Olha que, com tudo o que tem saído, essa informação já não cola com a realidade. Aliás, desde as famosas cartas (que só são boas para citar pelo Facebook), que isso para mim é ponto assente.
Mesmo a “Mensagem”, que é boa, não é nada divina.
A poesia e o Livro do Desassossego, sim, justificam o reconhecimento na sua totalidade. Mais a Poesia que o Livro do Dessassossego, diga-se também em verdade.
A poesia do Herberto parece ela mesma divina (vinda de uma língua, com um ritmo, uma “música”, um encadeamento original que parece não pertencer ao português). E é absolutamente verdadeira (dentro do que é a verdade na poesia), viva e pessoal.
Faz-me recordar o que o Jorge de Sena apontou de poesia de testemunho vs poesia de fingimento. Sendo que o testemunho no Herberto não é confessionalismo, pieguice, ou lugares comuns; é uma língua nova numa língua já “gasta”, que inclui e exclui.
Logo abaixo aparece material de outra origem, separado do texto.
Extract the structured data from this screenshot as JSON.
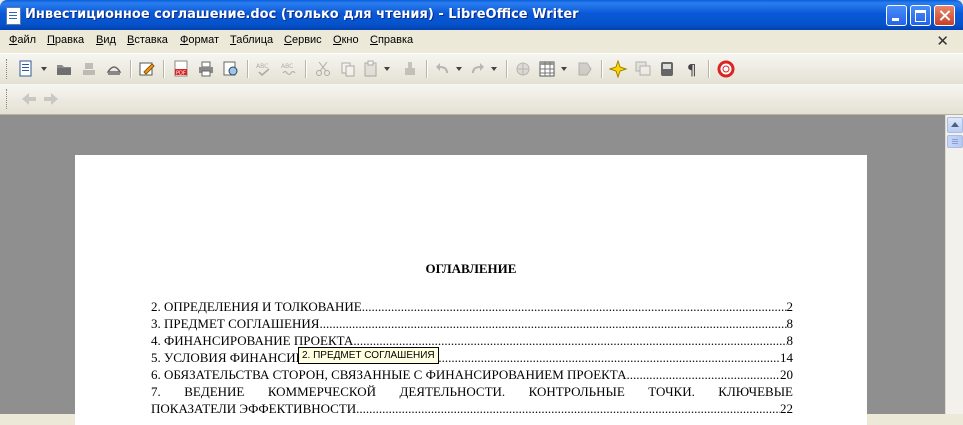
{
  "window": {
    "title": "Инвестиционное соглашение.doc (только для чтения) - LibreOffice Writer"
  },
  "menu": [
    {
      "key": "Ф",
      "rest": "айл"
    },
    {
      "key": "П",
      "rest": "равка"
    },
    {
      "key": "В",
      "rest": "ид"
    },
    {
      "key": "В",
      "rest": "ставка"
    },
    {
      "key": "Ф",
      "rest": "ормат"
    },
    {
      "key": "Т",
      "rest": "аблица"
    },
    {
      "key": "С",
      "rest": "ервис"
    },
    {
      "key": "О",
      "rest": "кно"
    },
    {
      "key": "С",
      "rest": "правка"
    }
  ],
  "document": {
    "toc_heading": "ОГЛАВЛЕНИЕ",
    "toc": [
      {
        "title": "2. ОПРЕДЕЛЕНИЯ И ТОЛКОВАНИЕ",
        "page": "2"
      },
      {
        "title": "3. ПРЕДМЕТ СОГЛАШЕНИЯ",
        "page": "8"
      },
      {
        "title": "4. ФИНАНСИРОВАНИЕ ПРОЕКТА",
        "page": "8"
      },
      {
        "title": "5. УСЛОВИЯ ФИНАНСИРОВАНИЯ",
        "page": "14"
      },
      {
        "title": "6. ОБЯЗАТЕЛЬСТВА СТОРОН, СВЯЗАННЫЕ С ФИНАНСИРОВАНИЕМ ПРОЕКТА",
        "page": "20"
      }
    ],
    "toc_multiline": {
      "line1": "7. ВЕДЕНИЕ КОММЕРЧЕСКОЙ ДЕЯТЕЛЬНОСТИ. КОНТРОЛЬНЫЕ ТОЧКИ. КЛЮЧЕВЫЕ",
      "line2": "ПОКАЗАТЕЛИ ЭФФЕКТИВНОСТИ",
      "page": "22"
    }
  },
  "tooltip": "2. ПРЕДМЕТ СОГЛАШЕНИЯ",
  "toolbar_icons": [
    "new-document",
    "open",
    "save",
    "export",
    "email",
    "edit-file",
    "export-pdf",
    "print",
    "print-preview",
    "spellcheck",
    "autospellcheck",
    "cut",
    "copy",
    "paste",
    "clone-formatting",
    "undo",
    "redo",
    "hyperlink",
    "table",
    "show-draw-functions",
    "navigator",
    "gallery",
    "data-sources",
    "formatting-marks",
    "help"
  ],
  "colors": {
    "titlebar": "#0a5ed8",
    "workspace": "#8f8f8f",
    "tooltip": "#ffffe1"
  }
}
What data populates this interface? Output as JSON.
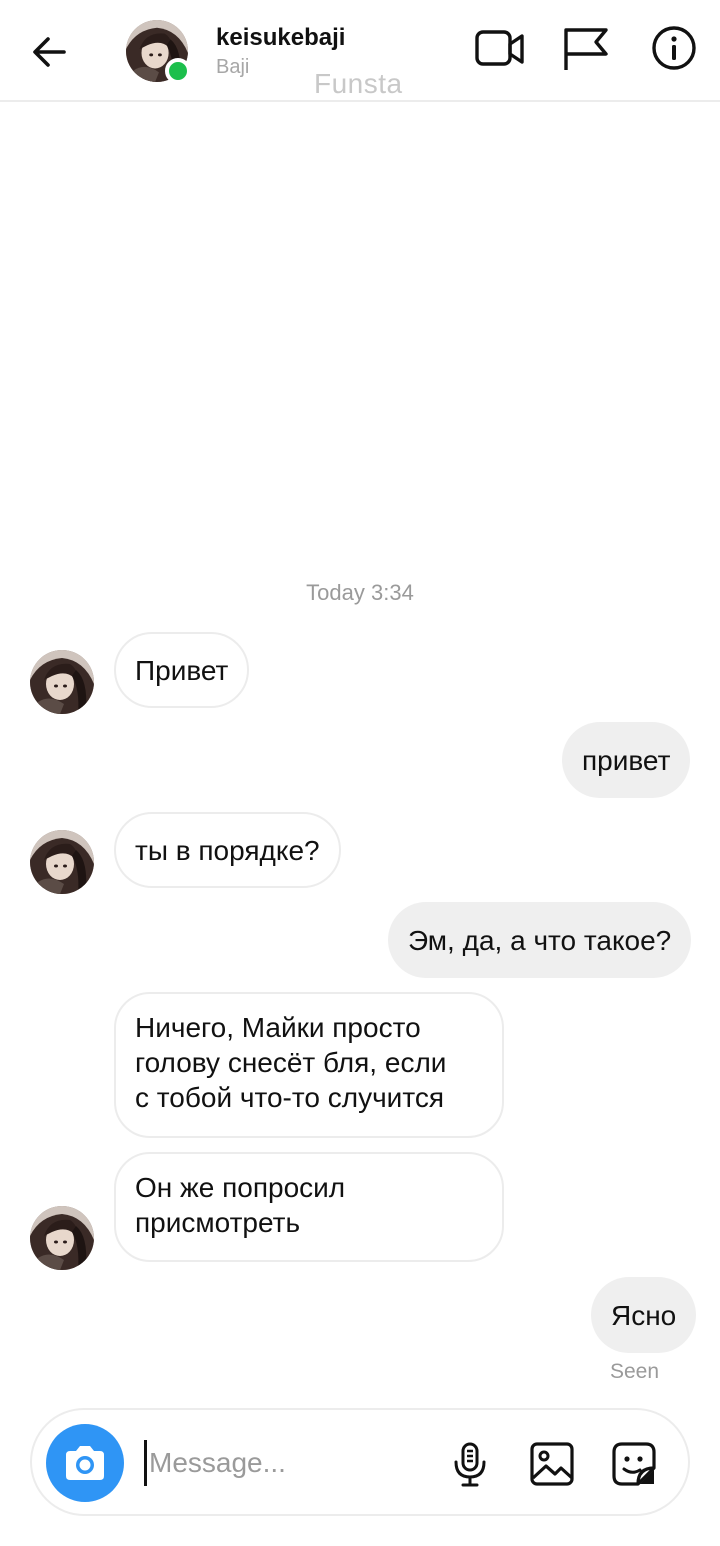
{
  "header": {
    "username": "keisukebaji",
    "display_name": "Baji",
    "watermark": "Funsta",
    "online_color": "#1cbf4c",
    "icons": [
      "back-arrow-icon",
      "video-call-icon",
      "flag-icon",
      "info-icon"
    ]
  },
  "conversation": {
    "timestamp": "Today 3:34",
    "messages": [
      {
        "from": "them",
        "text": "Привет"
      },
      {
        "from": "me",
        "text": "привет"
      },
      {
        "from": "them",
        "text": "ты в порядке?"
      },
      {
        "from": "me",
        "text": "Эм, да, а что такое?"
      },
      {
        "from": "them",
        "lines": [
          "Ничего, Майки просто",
          "голову снесёт бля, если",
          "с тобой что-то случится"
        ]
      },
      {
        "from": "them",
        "lines": [
          "Он же попросил",
          "присмотреть"
        ]
      },
      {
        "from": "me",
        "text": "Ясно"
      }
    ],
    "seen_label": "Seen"
  },
  "composer": {
    "placeholder": "Message...",
    "value": "",
    "accent": "#2f95f5",
    "icons": [
      "camera-icon",
      "microphone-icon",
      "gallery-icon",
      "sticker-icon"
    ]
  }
}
Arrebata.
Talvez, na realidade, o grande mérito do Herberto seja precisamente fugir ao Pessoa, que foi figura tutelar de muita poesia portuguesa que se lhe seguiu, soando sempre a cópia sem grande sentido (e de alguns que o fizeram eu até reconheço o valor).
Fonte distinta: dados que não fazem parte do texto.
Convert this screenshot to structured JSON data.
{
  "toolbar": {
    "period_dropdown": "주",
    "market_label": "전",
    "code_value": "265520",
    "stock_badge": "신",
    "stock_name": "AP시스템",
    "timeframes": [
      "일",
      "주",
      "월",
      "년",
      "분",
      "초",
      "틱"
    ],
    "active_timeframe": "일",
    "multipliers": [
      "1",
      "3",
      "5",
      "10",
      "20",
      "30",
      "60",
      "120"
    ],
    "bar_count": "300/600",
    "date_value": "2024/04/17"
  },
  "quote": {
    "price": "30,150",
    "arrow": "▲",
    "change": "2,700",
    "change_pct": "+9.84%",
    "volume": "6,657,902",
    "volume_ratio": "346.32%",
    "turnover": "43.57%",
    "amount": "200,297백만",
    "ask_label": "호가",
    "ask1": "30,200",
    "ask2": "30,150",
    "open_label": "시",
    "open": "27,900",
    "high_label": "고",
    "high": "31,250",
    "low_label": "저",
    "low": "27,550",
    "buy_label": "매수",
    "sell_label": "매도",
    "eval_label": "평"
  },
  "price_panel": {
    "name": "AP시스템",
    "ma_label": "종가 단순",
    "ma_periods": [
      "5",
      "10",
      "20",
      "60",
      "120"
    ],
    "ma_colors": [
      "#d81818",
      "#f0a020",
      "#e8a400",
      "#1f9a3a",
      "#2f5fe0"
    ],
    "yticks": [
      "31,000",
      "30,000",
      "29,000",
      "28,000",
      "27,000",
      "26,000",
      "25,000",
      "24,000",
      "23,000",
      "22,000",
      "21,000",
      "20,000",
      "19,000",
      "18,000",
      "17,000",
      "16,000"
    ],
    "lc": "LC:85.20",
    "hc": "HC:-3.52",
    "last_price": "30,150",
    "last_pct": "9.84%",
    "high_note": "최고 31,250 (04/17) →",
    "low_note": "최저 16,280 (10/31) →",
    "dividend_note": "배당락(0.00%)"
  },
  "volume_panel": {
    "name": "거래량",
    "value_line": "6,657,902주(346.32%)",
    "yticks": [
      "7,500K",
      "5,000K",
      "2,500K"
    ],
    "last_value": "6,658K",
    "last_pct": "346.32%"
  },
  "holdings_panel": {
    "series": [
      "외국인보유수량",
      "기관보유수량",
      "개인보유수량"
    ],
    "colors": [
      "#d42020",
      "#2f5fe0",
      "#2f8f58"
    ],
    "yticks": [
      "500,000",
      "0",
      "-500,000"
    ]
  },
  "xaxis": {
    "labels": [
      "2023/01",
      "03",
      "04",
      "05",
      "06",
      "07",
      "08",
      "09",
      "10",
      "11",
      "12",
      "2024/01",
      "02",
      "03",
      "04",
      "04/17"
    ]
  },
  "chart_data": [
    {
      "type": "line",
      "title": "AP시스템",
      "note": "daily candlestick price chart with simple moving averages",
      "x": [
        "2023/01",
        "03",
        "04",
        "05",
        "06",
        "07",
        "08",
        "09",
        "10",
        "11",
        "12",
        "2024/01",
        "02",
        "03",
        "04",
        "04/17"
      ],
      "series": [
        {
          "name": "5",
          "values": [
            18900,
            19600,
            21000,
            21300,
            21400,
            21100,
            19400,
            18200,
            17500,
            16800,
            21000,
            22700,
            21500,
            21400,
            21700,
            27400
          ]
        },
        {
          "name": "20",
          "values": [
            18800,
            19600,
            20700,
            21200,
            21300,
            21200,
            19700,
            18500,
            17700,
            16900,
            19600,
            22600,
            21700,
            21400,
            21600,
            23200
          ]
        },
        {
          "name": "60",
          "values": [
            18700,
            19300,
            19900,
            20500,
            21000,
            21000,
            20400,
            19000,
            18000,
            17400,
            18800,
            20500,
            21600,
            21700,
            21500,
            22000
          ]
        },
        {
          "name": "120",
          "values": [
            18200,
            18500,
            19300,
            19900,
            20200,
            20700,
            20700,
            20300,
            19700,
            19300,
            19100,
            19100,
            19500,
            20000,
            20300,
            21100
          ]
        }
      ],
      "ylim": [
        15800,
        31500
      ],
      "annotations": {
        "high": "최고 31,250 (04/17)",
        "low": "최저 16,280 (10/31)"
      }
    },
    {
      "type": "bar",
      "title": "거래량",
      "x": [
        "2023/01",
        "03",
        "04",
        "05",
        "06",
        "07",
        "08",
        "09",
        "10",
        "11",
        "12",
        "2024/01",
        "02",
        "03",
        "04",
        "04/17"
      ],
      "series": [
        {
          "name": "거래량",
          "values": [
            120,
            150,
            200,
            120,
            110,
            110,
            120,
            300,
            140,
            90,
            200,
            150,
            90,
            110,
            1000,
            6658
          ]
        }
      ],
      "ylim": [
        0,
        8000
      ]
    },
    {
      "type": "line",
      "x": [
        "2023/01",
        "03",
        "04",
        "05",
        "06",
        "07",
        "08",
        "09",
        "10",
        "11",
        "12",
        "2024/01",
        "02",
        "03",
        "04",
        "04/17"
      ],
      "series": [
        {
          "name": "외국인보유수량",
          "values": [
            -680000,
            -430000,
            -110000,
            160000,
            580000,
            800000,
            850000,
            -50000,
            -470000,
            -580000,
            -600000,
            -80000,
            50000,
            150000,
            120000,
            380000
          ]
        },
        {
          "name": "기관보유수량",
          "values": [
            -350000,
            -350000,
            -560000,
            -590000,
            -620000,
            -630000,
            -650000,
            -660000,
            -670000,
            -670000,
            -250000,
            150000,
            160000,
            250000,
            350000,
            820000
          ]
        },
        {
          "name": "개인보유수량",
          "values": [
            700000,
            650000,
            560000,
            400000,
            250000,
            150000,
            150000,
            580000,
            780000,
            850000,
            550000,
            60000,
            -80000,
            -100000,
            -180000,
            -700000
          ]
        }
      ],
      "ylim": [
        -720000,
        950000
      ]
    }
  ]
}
Fundar um caminho novo, absolutamente pessoal, marginal do realismo e do surrealismo, da metafísica (a tal “vida sonhada” do Pessoa) e da “vida vivida”). Marginal disso tudo e mistura disso tudo.
A poesia do Pessoa é brilhante, e serviu de muito; mas dificilmente assombra como a do Herberto, comove. Onde Pessoa foge à repetição com os heterónimos, e com os diferentes cânones, duma forma diga-se genial para a época, o Herberto num momento posterior, já esgotado das fórmulas camonianas e pessoanas, consegue ainda assim fugir-lhe com a língua: em si e por si.